The “social” definition of the disease matters for different reasons. Although the DSM 5 will incorporate physiological elements in its definitions, it is in fact the “social” definition of addiction: It’s used mainly to justify the application of treatment services for which someone wants to get paid. The diagnosis codes are added to line items that also contain codes for the service, and they better match. So the semantics matter very much, to the payers and the would-be payees.
And on a larger scale, those code numbers allow us to track information about the social impact of the disease, and use that information in formulating and applying those social strategies. Here, the semantics matter to those concerned about the costs of the disease and the costs of our strategies.
Strategies matter on a very personal level to those who need help, and who may or may not be able to get it because of how they’re formulated.
What about on the individual scale? There’s a stigma attached being diagnosed as ‘addicted.’ There’s the possibility that the symptoms might be something that could get better without treatment interventions, or that the diagnosis might result in services that could actually make things worse.
But we advocate weighing those very real considerations against what we do know about the disease where the rubber hits the road: A pattern of compulsive, destructive behaviors and symptoms, linked to triggers that may be physical (substances) or psychological, that harm our health, expose us to risks of severe physical damage and social and legal consequences, and will ultimately, if not interrupted, result in our death, either from the disease process itself or one of the associated risks.
Then decide if it’s worthwhile to walk into the big room, and start opening doors.
I know it when I see it, especially when I feel it. I guess I hadn’t thought about this before – do most treatment centers tailor a program to each individual? I was under the impression that there were classes, lectures, groups and you just went to what you were told to go to because that was what everyone did. I’m interested more in the process. What a crazy one it must be.

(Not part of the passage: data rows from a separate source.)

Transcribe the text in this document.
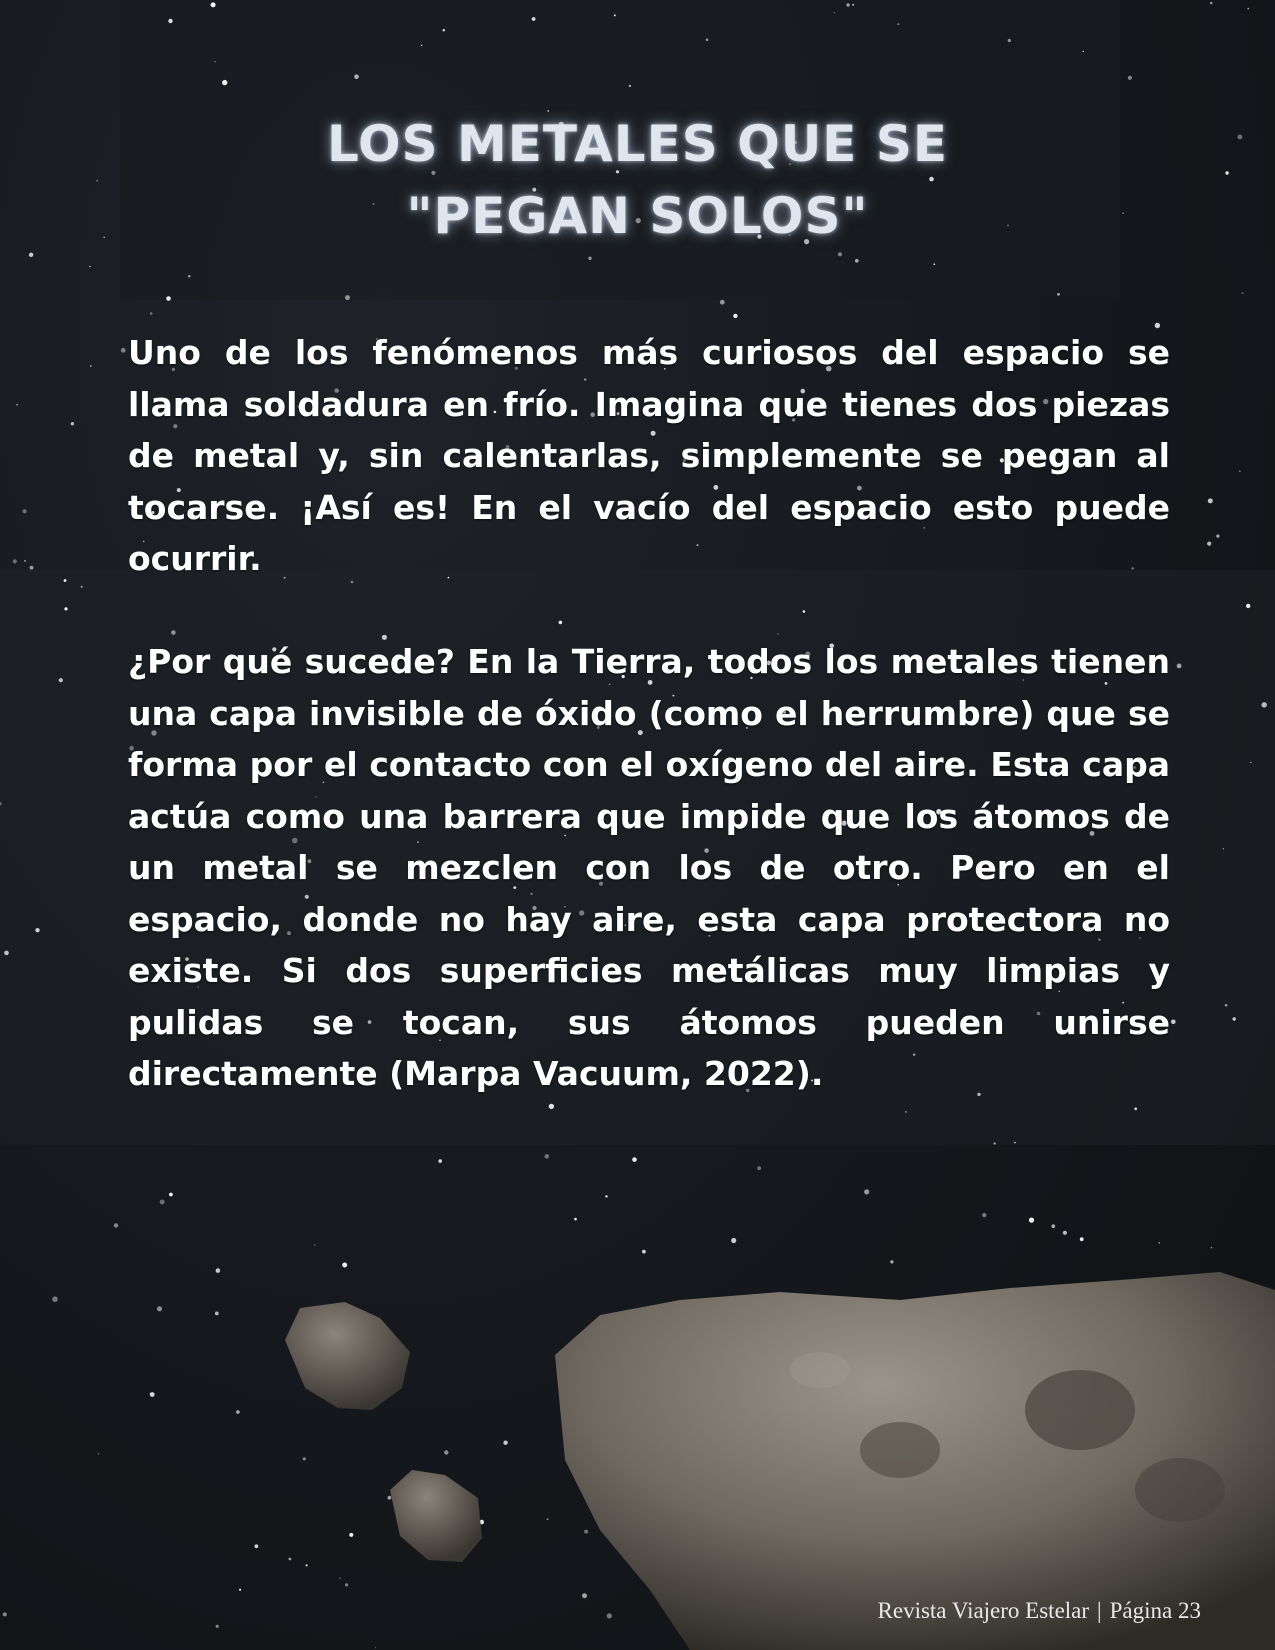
LOS METALES QUE SE
"PEGAN SOLOS"

Uno de los fenómenos más curiosos del espacio se llama soldadura en frío. Imagina que tienes dos piezas de metal y, sin calentarlas, simplemente se pegan al tocarse. ¡Así es! En el vacío del espacio esto puede ocurrir.

¿Por qué sucede? En la Tierra, todos los metales tienen una capa invisible de óxido (como el herrumbre) que se forma por el contacto con el oxígeno del aire. Esta capa actúa como una barrera que impide que los átomos de un metal se mezclen con los de otro. Pero en el espacio, donde no hay aire, esta capa protectora no existe. Si dos superficies metálicas muy limpias y pulidas se tocan, sus átomos pueden unirse directamente (Marpa Vacuum, 2022).

Revista Viajero Estelar | Página 23
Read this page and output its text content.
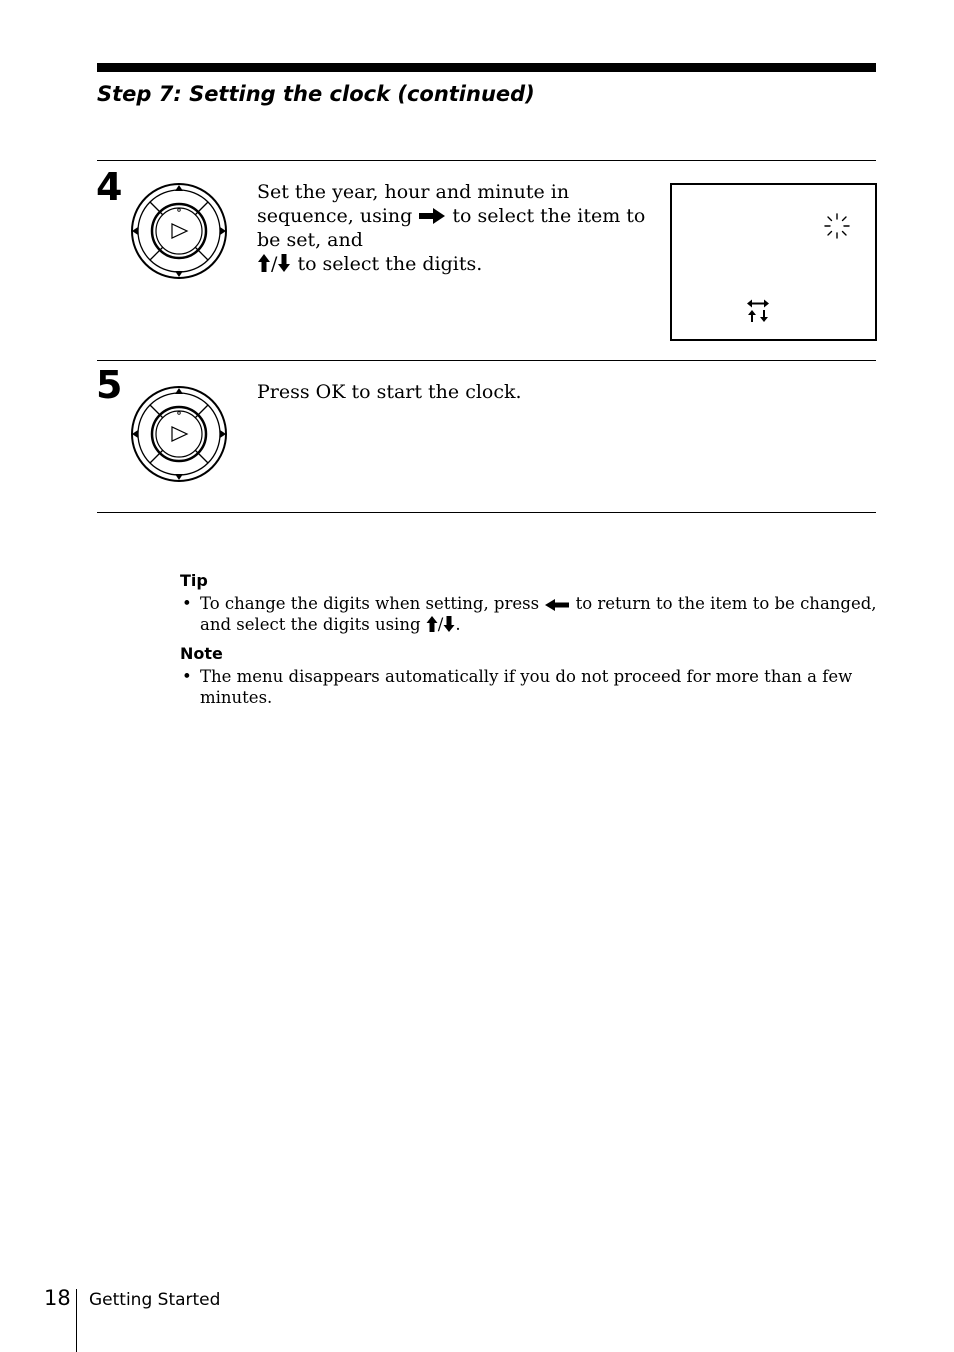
Step 7: Setting the clock (continued)
4	Set the year, hour and minute in sequence, using  to select the item to be set, and
/ to select the digits.

5	Press OK to start the clock.

Tip

• To change the digits when setting, press  to return to the item to be changed, and select the digits using / .

Note

• The menu disappears automatically if you do not proceed for more than a few minutes.
18 Getting Started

With the increasingly complex cases that are making up the majority of people seeking help, the landscape is changing. Treatment facilities are trying to offer a variety of therapies and tailor treatment plans to clients’ particular needs.
Usually a treatment program has a “core curriculum” of basic patient education, group, and individual therapeutic activities that are helpful for most clients. But they may also have focused activities to address problems that challenge some, but not all, current clients’ recovery- maybe dealing with psychiatric meds during recovery, or core ‘life skills,’ or other specifics.
It’s not at all uncommon to see (for example) a general patient education session in the morning, followed by patients peeling off for other group or individual activities that are part of their “individualized” treatment plan.
Completely individualized treatment plans and programs are available, too, of course- but way too expensive for most people. In between “cookie cutter” programs and “designer” programs, most treatment providers try to do the best they can.